Tuesday, December 11, 2007

Enlisting in the Navy

Carl rode the train with his fellow recruits out to basic training in California. When he stepped off the train in San Diego, he was overwhelmed. It was the first time he had seen the ocean, palm trees and California sun. He loved it!

After getting processed at the base, one of the first things Carl did was stow his good civilian clothes in a YMCA locker downtown. Carl didn’t want to be identified as “just a sailor”. He prided himself on dressing nice and keeping a civilian identity.

Just days into boot camp, the drill sergeant found out that Carl had 4 years of National Guard experience and he made Carl troop leader.
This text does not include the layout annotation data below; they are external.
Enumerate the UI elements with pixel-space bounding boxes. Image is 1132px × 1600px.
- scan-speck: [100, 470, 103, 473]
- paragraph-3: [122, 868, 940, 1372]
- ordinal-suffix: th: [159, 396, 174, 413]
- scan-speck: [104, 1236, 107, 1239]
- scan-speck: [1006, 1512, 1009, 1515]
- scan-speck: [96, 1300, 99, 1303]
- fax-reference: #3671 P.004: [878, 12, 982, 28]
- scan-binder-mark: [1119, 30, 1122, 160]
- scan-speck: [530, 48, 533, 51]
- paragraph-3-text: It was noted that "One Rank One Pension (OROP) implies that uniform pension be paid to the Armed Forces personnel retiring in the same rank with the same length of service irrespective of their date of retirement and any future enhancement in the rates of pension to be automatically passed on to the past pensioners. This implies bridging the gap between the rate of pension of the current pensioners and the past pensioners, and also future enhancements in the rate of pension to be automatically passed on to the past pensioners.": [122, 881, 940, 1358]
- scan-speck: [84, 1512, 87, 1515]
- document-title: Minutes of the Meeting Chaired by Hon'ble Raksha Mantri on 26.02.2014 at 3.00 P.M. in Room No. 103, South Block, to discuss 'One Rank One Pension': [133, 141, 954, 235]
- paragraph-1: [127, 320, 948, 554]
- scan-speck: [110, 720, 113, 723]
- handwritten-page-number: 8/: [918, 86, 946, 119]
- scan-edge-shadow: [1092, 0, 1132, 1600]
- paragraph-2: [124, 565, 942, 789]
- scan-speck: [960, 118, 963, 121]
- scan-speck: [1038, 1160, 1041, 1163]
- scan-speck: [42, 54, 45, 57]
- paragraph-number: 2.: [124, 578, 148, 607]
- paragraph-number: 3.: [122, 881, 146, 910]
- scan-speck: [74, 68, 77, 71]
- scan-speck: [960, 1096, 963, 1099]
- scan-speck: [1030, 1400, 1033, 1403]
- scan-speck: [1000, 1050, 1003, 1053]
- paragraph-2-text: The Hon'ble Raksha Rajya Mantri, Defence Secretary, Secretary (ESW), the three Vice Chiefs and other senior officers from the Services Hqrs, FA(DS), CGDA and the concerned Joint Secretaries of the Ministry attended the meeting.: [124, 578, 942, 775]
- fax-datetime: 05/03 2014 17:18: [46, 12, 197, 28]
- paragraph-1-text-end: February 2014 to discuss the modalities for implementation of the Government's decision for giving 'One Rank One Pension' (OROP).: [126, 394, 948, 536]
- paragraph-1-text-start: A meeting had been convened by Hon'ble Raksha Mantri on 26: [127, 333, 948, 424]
Even though his fellow recruits teased him, Carl enjoyed the experience and found he gravitated to being a leader.

When Carl enlisted, he told the officer he was interested in flight training school. Carl had been fascinated by aviation since he was a boy; reading stories of the Wright Brothers and newspaper accounts of barnstormers and air shows. This interest was all academic though, Carl didn’t actually see an airplane until he arrived in California!

Immediately after boot camp, Carl was approved for flight training and was sent across San Diego bay to North Island. Carl didn’t complete high school, so this was his higher learning. The trainees studied aeronautics and took flying lessons. With the prospect of following his dream of flying and the close camaraderie of his class, this was one of Carl’s favorite times. After six weeks of training, Carl soloed and completed his training. He was sent to Aviation General Utility School at Great Lakes, Illinois for 3 months to train with sea planes.
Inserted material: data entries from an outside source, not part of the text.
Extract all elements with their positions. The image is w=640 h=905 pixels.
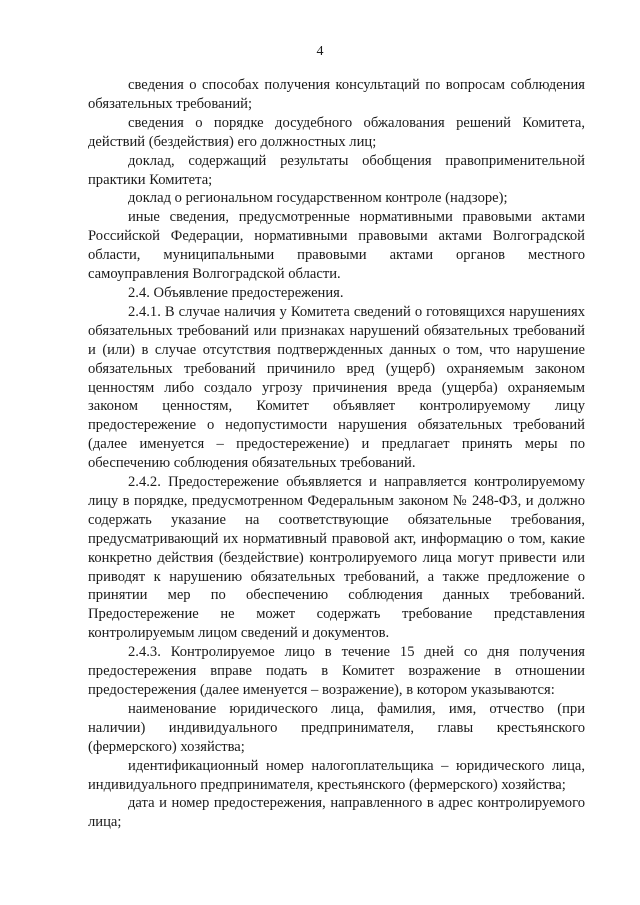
paragraph-2-4-2: 2.4.2. Предостережение объявляется и направляется контролируемому лицу в порядке, предусмотренном Федеральным законом № 248-ФЗ, и должно содержать указание на соответствующие обязательные требования, предусматривающий их нормативный правовой акт, информацию о том, какие конкретно действия (бездействие) контролируемого лица могут привести или приводят к нарушению обязательных требований, а также предложение о принятии мер по обеспечению соблюдения данных требований. Предостережение не может содержать требование представления контролируемым лицом сведений и документов. (88, 474, 585, 642)
paragraph-consultations-info: сведения о способах получения консультаций по вопросам соблюдения обязательных требований; (88, 77, 585, 112)
paragraph-regional-control-report: доклад о региональном государственном контроле (надзоре); (128, 190, 508, 207)
paragraph-practice-report: доклад, содержащий результаты обобщения правоприменительной практики Комитета; (88, 152, 585, 188)
paragraph-other-info: иные сведения, предусмотренные нормативными правовыми актами Российской Федерации, нормативными правовыми актами Волгоградской области, муниципальными правовыми актами органов местного самоуправления Волгоградской области. (88, 209, 585, 283)
list-item-warning-date-number: дата и номер предостережения, направленного в адрес контролируемого лица; (88, 795, 585, 831)
paragraph-2-4-1: 2.4.1. В случае наличия у Комитета сведений о готовящихся нарушениях обязательных требований или признаках нарушений обязательных требований и (или) в случае отсутствия подтвержденных данных о том, что нарушение обязательных требований причинило вред (ущерб) охраняемым законом ценностям либо создало угрозу причинения вреда (ущерба) охраняемым законом ценностям, Комитет объявляет контролируемому лицу предостережение о недопустимости нарушения обязательных требований (далее именуется – предостережение) и предлагает принять меры по обеспечению соблюдения обязательных требований. (88, 303, 585, 472)
list-item-entity-name: наименование юридического лица, фамилия, имя, отчество (при наличии) индивидуального предпринимателя, главы крестьянского (фермерского) хозяйства; (88, 700, 585, 755)
document-body (88, 76, 585, 832)
list-item-taxpayer-id: идентификационный номер налогоплательщика – юридического лица, индивидуального предпринимателя, крестьянского (фермерского) хозяйства; (88, 757, 585, 793)
page-number: 4 (316, 44, 324, 59)
section-heading-2-4: 2.4. Объявление предостережения. (128, 284, 344, 301)
paragraph-appeal-procedure: сведения о порядке досудебного обжалования решений Комитета, действий (бездействия) его должностных лиц; (88, 114, 585, 150)
paragraph-2-4-3: 2.4.3. Контролируемое лицо в течение 15 дней со дня получения предостережения вправе подать в Комитет возражение в отношении предостережения (далее именуется – возражение), в котором указываются: (88, 644, 585, 698)
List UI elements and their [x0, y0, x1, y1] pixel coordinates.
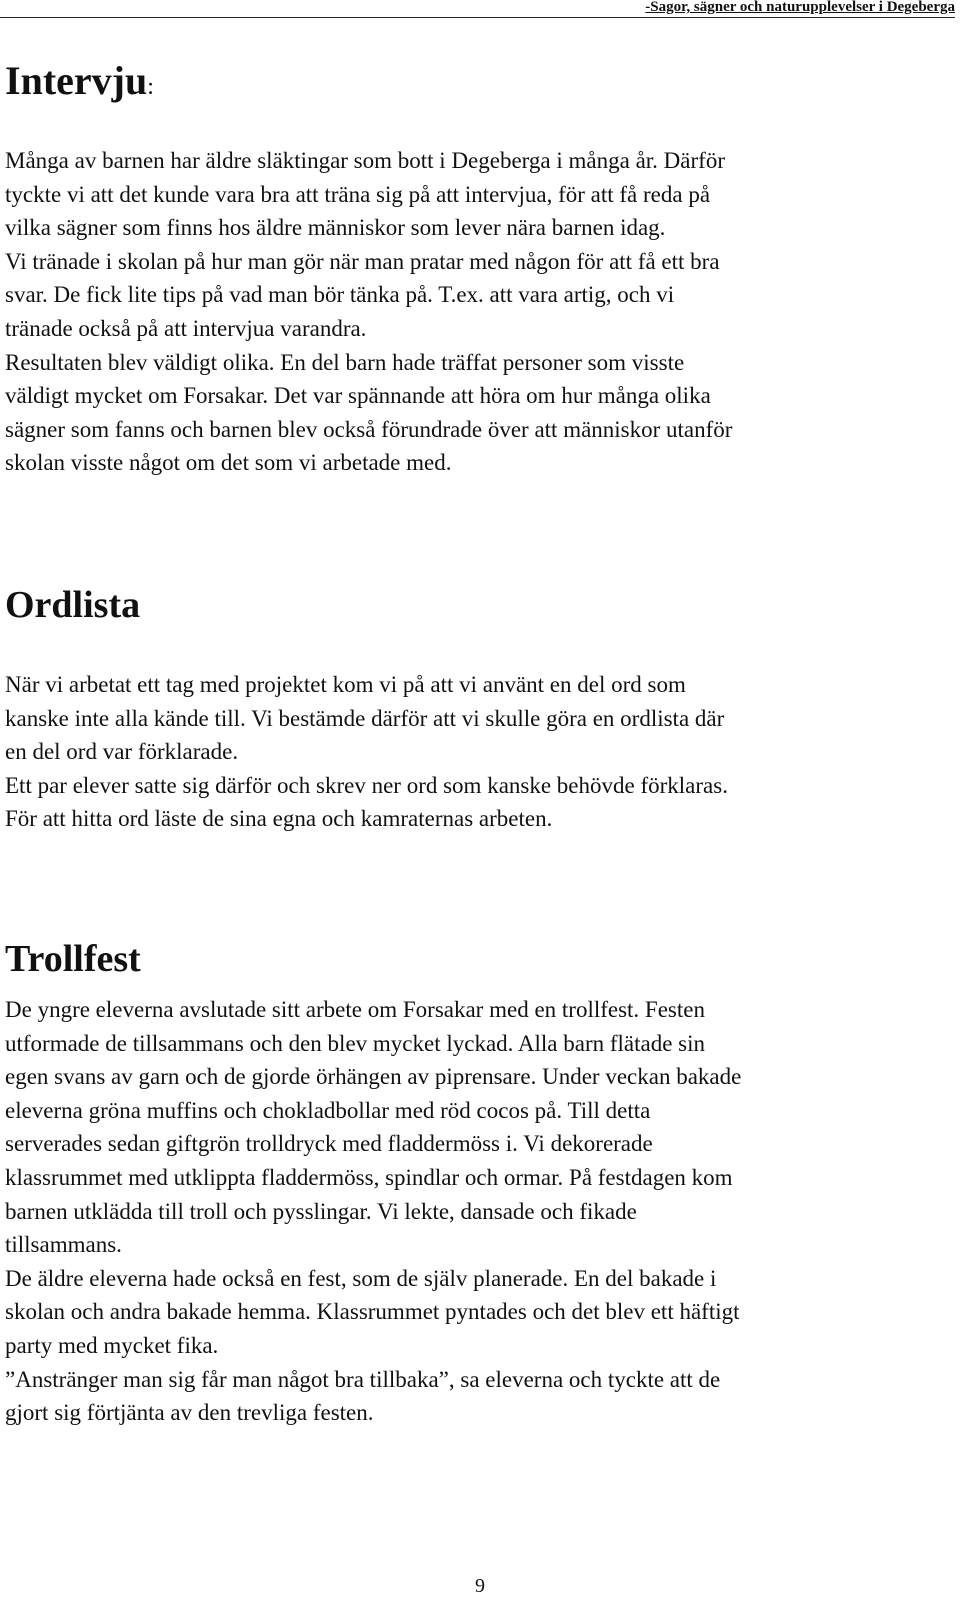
- section-text-trollfest: De yngre eleverna avslutade sitt arbete om Forsakar med en trollfest. Festen utformade de tillsammans och den blev mycket lyckad. Alla barn flätade sin egen svans av garn och de gjorde örhängen av piprensare. Under veckan bakade eleverna gröna muffins och chokladbollar med röd cocos på. Till detta serverades sedan giftgrön trolldryck med fladdermöss i. Vi dekorerade klassrummet med utklippta fladdermöss, spindlar och ormar. På festdagen kom barnen utklädda till troll och pysslingar. Vi lekte, dansade och fikade tillsammans. De äldre eleverna hade också en fest, som de själv planerade. En del bakade i skolan och andra bakade hemma. Klassrummet pyntades och det blev ett häftigt party med mycket fika. ”Anstränger man sig får man något bra tillbaka”, sa eleverna och tyckte att de gjort sig förtjänta av den trevliga festen.: [5, 997, 742, 1426]
- section-heading-ordlista: Ordlista: [5, 584, 141, 626]
- running-header-title: -Sagor, sägner och naturupplevelser i Degeberga: [645, 0, 955, 15]
- section-heading-intervju-colon: :: [147, 74, 154, 100]
- running-header: [0, 0, 955, 18]
- section-heading-trollfest: Trollfest: [5, 938, 141, 980]
- section-text-intervju: Många av barnen har äldre släktingar som bott i Degeberga i många år. Därför tyckte vi att det kunde vara bra att träna sig på att intervjua, för att få reda på vilka sägner som finns hos äldre människor som lever nära barnen idag. Vi tränade i skolan på hur man gör när man pratar med någon för att få ett bra svar. De fick lite tips på vad man bör tänka på. T.ex. att vara artig, och vi tränade också på att intervjua varandra. Resultaten blev väldigt olika. En del barn hade träffat personer som visste väldigt mycket om Forsakar. Det var spännande att höra om hur många olika sägner som fanns och barnen blev också förundrade över att människor utanför skolan visste något om det som vi arbetade med.: [5, 148, 733, 476]
- section-text-ordlista: När vi arbetat ett tag med projektet kom vi på att vi använt en del ord som kanske inte alla kände till. Vi bestämde därför att vi skulle göra en ordlista där en del ord var förklarade. Ett par elever satte sig därför och skrev ner ord som kanske behövde förklaras. För att hitta ord läste de sina egna och kamraternas arbeten.: [5, 672, 728, 832]
- page-number: 9: [475, 1575, 485, 1597]
- section-heading-intervju-text: Intervju: [5, 58, 148, 103]
- section-heading-intervju: [5, 54, 154, 114]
After flight training, in Oct 1929, Carl was assigned to the carrier Saratoga, where he performed aircraft engine maintenance. The Saratoga was one of the first aircraft carriers. Naval aviation was so new that the Saratoga was initially built as a cruiser, but in mid-construction, was converted to a carrier. In fact, the first time a plane had landed on a moving carrier occurred just 15 years before Carl’s arrival!

Since aviation was still developing, there were some brutal accidents aboard ship. Carl witnessed a terrible mishap where an airplane that was landing on the deck broke the steel cable that was supposed to hook the aircraft and slow it down. The cable snapped with such force that it lashed out and severed the legs of a dozen men standing on the deck.
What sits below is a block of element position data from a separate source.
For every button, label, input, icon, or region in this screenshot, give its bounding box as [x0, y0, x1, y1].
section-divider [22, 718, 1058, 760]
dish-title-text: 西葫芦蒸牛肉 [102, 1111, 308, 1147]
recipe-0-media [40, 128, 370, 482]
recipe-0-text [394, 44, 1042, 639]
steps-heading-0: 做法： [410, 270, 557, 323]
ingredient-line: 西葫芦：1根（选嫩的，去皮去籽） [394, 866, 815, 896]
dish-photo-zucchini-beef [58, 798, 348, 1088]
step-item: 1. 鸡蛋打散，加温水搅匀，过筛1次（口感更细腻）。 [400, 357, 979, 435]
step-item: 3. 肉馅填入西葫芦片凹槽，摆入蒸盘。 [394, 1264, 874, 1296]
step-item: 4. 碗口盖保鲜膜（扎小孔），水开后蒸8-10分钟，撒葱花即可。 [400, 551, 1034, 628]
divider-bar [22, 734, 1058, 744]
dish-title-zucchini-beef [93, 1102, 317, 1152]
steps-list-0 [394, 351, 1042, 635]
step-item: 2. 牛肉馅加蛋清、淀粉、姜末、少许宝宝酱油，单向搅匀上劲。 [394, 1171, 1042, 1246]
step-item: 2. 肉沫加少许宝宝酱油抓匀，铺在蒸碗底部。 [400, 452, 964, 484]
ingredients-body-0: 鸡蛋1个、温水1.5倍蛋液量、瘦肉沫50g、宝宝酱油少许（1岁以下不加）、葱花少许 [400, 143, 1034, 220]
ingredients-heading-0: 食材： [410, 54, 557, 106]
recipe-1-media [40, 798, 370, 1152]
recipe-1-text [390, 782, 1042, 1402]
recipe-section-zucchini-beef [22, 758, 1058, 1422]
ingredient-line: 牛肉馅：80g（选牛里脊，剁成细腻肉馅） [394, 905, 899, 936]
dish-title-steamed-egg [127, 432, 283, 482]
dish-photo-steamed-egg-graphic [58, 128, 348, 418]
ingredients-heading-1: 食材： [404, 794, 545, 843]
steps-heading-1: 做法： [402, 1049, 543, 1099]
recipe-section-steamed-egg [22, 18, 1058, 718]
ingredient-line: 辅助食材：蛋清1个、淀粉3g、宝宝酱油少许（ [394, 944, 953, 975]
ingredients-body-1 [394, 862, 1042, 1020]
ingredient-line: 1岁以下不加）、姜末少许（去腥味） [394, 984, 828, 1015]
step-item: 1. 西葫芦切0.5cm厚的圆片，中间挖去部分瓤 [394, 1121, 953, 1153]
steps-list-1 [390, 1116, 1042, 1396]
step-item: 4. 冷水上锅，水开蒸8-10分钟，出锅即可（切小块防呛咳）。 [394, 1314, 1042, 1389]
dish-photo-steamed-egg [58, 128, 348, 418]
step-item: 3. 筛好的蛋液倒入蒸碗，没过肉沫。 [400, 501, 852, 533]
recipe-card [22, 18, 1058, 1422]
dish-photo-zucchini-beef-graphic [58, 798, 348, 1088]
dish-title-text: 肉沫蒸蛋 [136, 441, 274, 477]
Many planes erred on takeoff or landing and plunged into the ocean. One airplane hooked the cable, but veered off the landing platform and went over the side. The plane was suspended against the side of the ship with the cockpit underwater. The pilot couldn’t open his hatch against the force of the water and was drowned.

Carl proved to be a quick study and was anxious to start flying missions, but unfortunately Navy Command issued orders that profoundly affected Carl’s career. They decided that new aviation recruits shouldn’t go directly into flight training after boot camp because they weren’t qualified to do any other job, so they changed pilot qualifications. In late Feb 1930, all pilots-in-training, including Carl, were disqualified and removed from the program.

But the disqualifications happened in an indirect way. In Carl’s case, a routine physical exam revealed that he had a “deviated nasal septum” and was he was disqualified from flying. This was a major disappointment for Carl. He was demoralized and bitterly disappointed. Adding insult to injury, he was reassigned to mess duty on the Saratoga and had to serve food to the very guys he used to work and fly with! Carl considered leaving the Navy when his term expired. But as disappointing as this was, it would have profound implications later in his career.

Carl threw himself into acquiring other training. When a Chief on the Saratoga realized Carl was available, he put Carl to organizing the office files. When he wrapped up the task in short order, the Chief told Carl that he had the makings of a yeoman. In June, 1931 Carl qualified as Gun Range Operator and was promoted to Yeoman 3rd class. Soon after, he qualified as an Expert Rifleman. The next few years Carl divided his time between the Saratoga and the base in San Diego.

In 1932, the Saratoga stopped in the territory of Hawaii (which became a state in 1959). The men were anxious to go ashore in Honolulu, but the commanding officer had a problem. It was dangerous for the men because, just a week before, a sailor had caught his Hawaiian wife and her lover in bed together and killed them both. The natives in Honolulu were so upset that it was dangerous for any sailors to go into town. The captain decided to let his men go ashore in Maui instead. Maui was so underdeveloped, there wasn’t even a pier to dock at, so Carl and his shipmates had to swim to shore!

Carl remembers there was only the small town of Kihei and lots of sugar cane and pineapple fields. It may have been boring for most of the men, but Carl enjoyed the pristine beaches.